Distinct subtypes of senescent skin cells identified

Senescent skin cells, often referred to as zombie cells because they have outlived their usefulness without ever quite dying, have existed in the human body as a seeming paradox, causing inflammation and promoting diseases while also helping the immune system to heal wounds. 

New findings may explain why: Not all senescent skin cells are the same.

Researchers from Johns Hopkins University have identified three subtypes of senescent skin cells with distinct shapes, biomarkers, and functions-an advance that could equip scientists with the ability to target and kill the harmful types while leaving the helpful ones intact. 

The findings were published today in the journal Science Advances.

We've known that senescent skin cells are different from senescent immune cells or senescent muscle cells. But within a cell type, senescent cells are often considered the same-in essence, skin cells are either senescent or not, for example. But we're finding that when a skin cell goes into senescence, or a zombie-like state, the cell could go down one of three different paths, each leading to a slightly different subtype."

Jude Phillip, assistant professor of biomedical engineering, Johns Hopkins University

Leveraging new advances in machine learning and imaging technology, the researchers compared skin cell samples from 50 healthy donors between the ages of 20 and 90 who participated in the Baltimore Longitudinal Study, an NIH-funded project that is the longest ongoing study of aging in the United States.

Researchers extracted fibroblasts-cells that produce the scaffolding to give tissues their structure- associated with skin tissue and pushed them toward senescence by damaging their DNA, something that happens with aging. Because senescent cells build up naturally as people grow older, the aged samples contained a mix of healthy/nonsenescent and senescent fibroblasts. 

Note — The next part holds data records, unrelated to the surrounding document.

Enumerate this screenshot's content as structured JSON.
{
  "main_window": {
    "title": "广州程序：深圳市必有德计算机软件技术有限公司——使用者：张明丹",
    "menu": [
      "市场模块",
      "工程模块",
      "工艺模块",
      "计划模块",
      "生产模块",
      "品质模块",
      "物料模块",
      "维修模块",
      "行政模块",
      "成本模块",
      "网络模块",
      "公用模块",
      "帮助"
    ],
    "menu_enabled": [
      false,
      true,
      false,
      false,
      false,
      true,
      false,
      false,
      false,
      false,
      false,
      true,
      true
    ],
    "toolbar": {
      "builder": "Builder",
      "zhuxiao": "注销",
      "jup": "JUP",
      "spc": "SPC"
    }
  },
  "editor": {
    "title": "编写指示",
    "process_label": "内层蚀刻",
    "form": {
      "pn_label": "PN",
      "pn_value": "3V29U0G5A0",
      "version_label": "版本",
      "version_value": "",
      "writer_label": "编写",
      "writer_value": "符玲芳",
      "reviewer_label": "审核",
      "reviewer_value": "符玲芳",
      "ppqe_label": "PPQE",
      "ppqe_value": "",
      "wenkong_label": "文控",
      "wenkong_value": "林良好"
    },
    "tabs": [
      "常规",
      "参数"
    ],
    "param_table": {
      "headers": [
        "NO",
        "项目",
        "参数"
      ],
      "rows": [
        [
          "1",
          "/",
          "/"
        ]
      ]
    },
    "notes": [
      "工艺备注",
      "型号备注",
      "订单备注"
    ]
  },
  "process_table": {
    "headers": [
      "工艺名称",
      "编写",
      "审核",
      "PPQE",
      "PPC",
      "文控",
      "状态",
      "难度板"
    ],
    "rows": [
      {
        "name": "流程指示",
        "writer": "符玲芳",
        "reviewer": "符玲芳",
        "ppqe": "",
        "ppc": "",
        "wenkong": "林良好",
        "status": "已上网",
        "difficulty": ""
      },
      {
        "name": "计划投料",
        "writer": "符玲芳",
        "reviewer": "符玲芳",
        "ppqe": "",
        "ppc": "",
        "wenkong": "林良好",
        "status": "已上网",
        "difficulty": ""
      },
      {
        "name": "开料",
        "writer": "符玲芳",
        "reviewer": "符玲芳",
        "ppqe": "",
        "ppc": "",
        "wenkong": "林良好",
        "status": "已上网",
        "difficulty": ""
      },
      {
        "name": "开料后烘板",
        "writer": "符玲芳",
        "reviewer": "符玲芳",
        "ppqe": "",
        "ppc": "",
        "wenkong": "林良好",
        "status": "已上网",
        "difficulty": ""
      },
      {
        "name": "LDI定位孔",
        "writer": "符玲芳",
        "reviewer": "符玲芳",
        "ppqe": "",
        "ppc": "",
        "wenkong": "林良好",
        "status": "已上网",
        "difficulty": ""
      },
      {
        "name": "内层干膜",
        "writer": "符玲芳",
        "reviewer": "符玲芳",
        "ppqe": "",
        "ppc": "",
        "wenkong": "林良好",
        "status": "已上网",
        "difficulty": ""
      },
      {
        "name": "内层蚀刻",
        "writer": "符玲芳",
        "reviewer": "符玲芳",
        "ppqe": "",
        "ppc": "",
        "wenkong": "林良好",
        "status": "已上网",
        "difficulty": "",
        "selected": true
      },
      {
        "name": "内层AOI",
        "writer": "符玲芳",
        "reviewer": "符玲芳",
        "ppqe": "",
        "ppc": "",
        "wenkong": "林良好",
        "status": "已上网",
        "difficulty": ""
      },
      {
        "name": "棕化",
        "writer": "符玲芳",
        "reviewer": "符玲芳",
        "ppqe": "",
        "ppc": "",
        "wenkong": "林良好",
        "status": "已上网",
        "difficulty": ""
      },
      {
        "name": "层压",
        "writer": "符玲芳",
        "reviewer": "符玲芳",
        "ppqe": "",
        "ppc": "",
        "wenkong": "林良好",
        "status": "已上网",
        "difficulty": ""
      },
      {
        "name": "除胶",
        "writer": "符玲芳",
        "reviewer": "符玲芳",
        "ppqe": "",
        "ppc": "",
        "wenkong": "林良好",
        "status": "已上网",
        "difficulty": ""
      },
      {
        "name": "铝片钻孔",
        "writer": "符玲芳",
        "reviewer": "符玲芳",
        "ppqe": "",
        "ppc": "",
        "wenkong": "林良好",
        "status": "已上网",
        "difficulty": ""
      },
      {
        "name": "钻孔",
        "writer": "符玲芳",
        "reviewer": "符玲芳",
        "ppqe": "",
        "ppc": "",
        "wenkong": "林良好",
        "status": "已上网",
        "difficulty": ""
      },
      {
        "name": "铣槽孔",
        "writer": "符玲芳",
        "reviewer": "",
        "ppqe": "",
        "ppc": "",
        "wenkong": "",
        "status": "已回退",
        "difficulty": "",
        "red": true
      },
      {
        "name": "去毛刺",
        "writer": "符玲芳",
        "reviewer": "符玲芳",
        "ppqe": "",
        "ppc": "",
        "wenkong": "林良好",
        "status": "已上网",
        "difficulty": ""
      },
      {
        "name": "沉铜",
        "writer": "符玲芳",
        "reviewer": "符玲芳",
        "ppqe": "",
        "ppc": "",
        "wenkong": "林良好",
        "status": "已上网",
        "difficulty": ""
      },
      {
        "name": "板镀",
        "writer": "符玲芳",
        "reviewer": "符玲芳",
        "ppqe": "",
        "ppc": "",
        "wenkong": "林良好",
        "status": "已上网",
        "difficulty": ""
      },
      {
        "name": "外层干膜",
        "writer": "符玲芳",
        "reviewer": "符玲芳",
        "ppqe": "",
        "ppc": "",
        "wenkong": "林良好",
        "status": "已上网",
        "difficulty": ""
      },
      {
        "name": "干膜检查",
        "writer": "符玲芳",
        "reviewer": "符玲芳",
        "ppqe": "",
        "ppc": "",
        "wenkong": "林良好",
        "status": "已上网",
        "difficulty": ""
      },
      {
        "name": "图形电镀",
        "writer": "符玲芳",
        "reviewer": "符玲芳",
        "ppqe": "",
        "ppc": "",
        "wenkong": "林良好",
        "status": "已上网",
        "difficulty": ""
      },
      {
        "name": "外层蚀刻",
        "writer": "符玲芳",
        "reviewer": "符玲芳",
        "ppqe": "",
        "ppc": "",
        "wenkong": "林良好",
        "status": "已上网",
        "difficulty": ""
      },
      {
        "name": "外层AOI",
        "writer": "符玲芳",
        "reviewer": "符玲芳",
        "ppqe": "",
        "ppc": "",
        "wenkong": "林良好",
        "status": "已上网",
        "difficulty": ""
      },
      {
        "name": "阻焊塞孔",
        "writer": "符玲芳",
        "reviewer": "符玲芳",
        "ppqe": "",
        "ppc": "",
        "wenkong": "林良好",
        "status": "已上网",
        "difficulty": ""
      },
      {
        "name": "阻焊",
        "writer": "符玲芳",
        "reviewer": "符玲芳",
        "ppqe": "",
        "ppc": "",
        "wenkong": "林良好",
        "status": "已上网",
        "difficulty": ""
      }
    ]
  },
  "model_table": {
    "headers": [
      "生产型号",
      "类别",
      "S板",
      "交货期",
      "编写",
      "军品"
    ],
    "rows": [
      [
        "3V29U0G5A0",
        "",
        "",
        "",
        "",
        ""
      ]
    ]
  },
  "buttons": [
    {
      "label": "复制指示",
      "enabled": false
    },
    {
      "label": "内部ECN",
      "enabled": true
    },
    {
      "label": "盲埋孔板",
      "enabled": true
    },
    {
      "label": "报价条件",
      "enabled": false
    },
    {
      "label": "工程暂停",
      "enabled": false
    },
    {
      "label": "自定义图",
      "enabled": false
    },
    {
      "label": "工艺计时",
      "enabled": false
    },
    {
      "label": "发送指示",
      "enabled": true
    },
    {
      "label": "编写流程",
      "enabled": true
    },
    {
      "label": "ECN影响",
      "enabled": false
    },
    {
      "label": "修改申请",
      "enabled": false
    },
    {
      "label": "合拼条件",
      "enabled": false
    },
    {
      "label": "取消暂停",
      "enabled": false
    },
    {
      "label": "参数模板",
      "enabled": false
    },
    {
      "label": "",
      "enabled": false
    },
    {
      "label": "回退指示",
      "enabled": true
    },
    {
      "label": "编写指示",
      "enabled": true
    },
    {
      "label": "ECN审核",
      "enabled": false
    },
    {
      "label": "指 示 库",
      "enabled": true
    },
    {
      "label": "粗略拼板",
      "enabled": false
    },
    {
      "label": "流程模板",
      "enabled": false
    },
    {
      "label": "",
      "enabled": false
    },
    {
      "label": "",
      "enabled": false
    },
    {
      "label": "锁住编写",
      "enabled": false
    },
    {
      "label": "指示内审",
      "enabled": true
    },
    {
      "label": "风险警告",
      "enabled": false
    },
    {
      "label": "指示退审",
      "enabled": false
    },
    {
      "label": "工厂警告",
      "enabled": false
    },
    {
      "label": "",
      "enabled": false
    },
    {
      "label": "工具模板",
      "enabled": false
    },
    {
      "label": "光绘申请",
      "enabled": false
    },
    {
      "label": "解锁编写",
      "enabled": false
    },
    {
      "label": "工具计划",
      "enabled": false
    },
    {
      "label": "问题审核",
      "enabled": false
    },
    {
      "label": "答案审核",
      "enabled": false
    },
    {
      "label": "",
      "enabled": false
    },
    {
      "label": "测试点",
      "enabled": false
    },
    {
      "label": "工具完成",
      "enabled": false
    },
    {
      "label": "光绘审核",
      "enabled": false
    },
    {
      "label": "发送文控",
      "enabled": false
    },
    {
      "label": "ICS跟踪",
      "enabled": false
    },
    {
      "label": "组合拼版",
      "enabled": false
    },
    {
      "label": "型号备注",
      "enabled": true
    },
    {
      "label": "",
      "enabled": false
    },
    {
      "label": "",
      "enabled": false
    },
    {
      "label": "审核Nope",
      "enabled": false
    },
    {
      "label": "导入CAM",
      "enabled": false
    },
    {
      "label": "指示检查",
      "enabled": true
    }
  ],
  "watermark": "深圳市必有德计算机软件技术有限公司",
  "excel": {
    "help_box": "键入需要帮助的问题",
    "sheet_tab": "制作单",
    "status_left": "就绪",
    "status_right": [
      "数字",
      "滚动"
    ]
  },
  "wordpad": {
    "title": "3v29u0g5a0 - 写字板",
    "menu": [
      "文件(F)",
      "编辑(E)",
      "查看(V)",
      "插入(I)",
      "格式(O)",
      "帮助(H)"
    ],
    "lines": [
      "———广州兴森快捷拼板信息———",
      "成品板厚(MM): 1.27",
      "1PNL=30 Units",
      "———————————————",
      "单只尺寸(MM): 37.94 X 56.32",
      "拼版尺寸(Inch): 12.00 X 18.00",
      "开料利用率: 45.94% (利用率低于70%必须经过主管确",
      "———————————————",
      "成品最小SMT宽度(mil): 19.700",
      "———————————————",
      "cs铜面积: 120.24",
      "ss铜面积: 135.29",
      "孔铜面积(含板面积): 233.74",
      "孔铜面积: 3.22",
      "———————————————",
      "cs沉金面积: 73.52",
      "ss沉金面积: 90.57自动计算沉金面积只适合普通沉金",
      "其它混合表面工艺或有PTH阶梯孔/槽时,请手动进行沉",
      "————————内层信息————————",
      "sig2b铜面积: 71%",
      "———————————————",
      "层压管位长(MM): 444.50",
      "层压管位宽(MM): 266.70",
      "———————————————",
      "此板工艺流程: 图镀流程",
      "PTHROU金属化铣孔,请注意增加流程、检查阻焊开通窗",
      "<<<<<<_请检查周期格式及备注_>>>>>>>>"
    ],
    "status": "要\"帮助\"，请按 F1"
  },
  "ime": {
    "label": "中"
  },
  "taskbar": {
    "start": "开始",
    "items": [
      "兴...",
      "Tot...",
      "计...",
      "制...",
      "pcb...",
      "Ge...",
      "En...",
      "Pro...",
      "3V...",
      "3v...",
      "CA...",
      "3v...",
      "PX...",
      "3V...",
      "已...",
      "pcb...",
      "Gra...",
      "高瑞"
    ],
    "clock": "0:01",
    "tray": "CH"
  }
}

Using specialized dyes, the researchers were able to capture images of the cells' shapes and stained elements that are known to indicate senescent cells. Algorithms developed for this study analyzed the images, measured 87 different physical characteristics for each cell, and sorted the fibroblasts into groups.

Fibroblasts come in 11 different shapes and sizes, three of which are distinct to senescent skin cells, the researchers found. Only one subtype of senescent fibroblast, which the researchers named C10, was more prevalent in older donors. 

In the petri dishes, each subtype responded differently when exposed to existing drug regimens designed to target and kill zombie cells. Dasatinib + Quercetin, a drug being tested in clinical trials, for example, most effectively killed C7 senescent fibroblasts but was limited in killing the age-associated C10 senescent fibroblasts. 

Though further research is needed to verify which fibroblast subtype is harmful and which is helpful, the findings show that drugs can target one subtype and not the others.

"With our new findings, we have the tools ready to develop new drugs or therapies that preferentially target the senescence subtype that drives inflammation and disease as soon as it is identified," Phillip said. 

More precise targeting of senescence could benefit cancer treatments, the researchers said. 

Certain therapies are being designed to trigger senescence in cancer cells, converting uncontrollably replicating cancer cells into dead-in-the-water zombie cells. While these therapies could stop tumor growth, they leave senescent cells in their wake. Conventional chemotherapies also push cells like fibroblasts toward senescence as a side effect. The buildup of senescent cells during treatment can be problematic as those cells may promote inflammation at a time when a patient's immune system is at its most vulnerable. 

Patients may benefit from a drug administered after chemotherapy that can sweep up the mess, removing harmful senescent cells while leaving behind the helpful senescent cells. These types of drugs are called senotherapies.

Next, the researchers plan to look at senescence subtypes in tissue samples, not just in flasks and petri dishes, to see how those subtypes might be associated with various skin diseases and age-associated diseases.

"We hope, with some more development, our technology will be used to help predict which drugs might work well for targeting senescent cells that contribute to specific diseases," Phillip said. "Eventually, the dream is to be able to provide more information in a clinical setting to help with individual diagnoses and boost health outcomes."